Based on Stephen Ambrose's best-selling account of a group of paratroopers separated from each other during the invasion of Normandy, BROTHERS IN ARMS: ROAD TO HILL 30 is historical re-creation of eight days in the lives of an embattled company from the 101st Airborne. Players control Sgt. Matt Baker, a reluctant squad leader tasked with clearing the French countryside of entrenched German forces and leading his men to the climactic battle at hill 30. Along the way he must accomplish a series of missions -- blow up a bridge, secure a town from German forces, or capture machine gun encampments.
Baker has the ability to direct as many as two additional teams of men to support him in his endeavors. Without the ability to rush enemies, take damage, and heal, players are forced to use real military tactics such as suppressive fire and flank maneuvers to outwit the enemy.
Is it any good?
The easy-to-use squad controls do not overly complicate gameplay. This is a good thing, because the enemies in this realistic and challenging game are smart, vicious, and fire bullets that do realistic damage. The game features elegant visuals, notable for their restraint. The finer, understated details -- such as marked gravestones or waving grass in a field -- make the game's realism all the more impressive.
Characters use all varieties of obscenities. And while the violence is not gratuitous, it is war, and Brothers in Arms presents a gamut of brutal images -- dead soldiers hanging from trees, blood spurting from fresh wounds, and gory sheets used to cover the dead. The opening cut scene contains some of the worst the game has to offer in the way of language and violence. While the violence is too much for sensitive players, older teens will appreciate the complexity, and the history presented here.

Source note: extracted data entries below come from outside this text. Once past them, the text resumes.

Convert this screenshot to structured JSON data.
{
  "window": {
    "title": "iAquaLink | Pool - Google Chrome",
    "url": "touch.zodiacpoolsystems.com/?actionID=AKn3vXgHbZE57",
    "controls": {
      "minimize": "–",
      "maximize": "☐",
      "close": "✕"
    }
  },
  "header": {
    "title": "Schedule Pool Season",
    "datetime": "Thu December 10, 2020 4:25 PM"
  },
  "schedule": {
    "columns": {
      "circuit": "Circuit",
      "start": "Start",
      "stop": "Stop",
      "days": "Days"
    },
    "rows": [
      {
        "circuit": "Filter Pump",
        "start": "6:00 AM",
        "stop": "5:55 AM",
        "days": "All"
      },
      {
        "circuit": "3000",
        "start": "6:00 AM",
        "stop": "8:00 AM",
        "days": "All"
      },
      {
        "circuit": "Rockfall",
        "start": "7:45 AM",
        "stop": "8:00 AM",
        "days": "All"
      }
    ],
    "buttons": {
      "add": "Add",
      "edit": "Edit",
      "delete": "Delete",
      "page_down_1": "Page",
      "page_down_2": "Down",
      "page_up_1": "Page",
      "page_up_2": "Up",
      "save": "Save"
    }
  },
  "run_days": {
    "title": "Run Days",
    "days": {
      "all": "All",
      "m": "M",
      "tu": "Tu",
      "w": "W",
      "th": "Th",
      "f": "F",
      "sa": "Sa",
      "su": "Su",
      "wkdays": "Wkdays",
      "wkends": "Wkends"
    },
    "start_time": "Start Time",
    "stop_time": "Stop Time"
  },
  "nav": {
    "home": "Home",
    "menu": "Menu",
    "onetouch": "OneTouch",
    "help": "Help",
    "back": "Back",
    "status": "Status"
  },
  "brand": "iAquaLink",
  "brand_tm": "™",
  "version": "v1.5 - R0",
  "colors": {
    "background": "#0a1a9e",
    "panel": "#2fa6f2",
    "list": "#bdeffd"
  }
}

Families can talk about...
Families can talk about the historical details of this real campaign or read the book (or watch the mini-series adaptation on DVD) to get a complete sense of the story and consequences. Parents may also want to talk about the protagonist's ambivalent feelings; how does this thoughtful portrayal contrast with some of the more gung-ho, one-dimensional depictions and characters?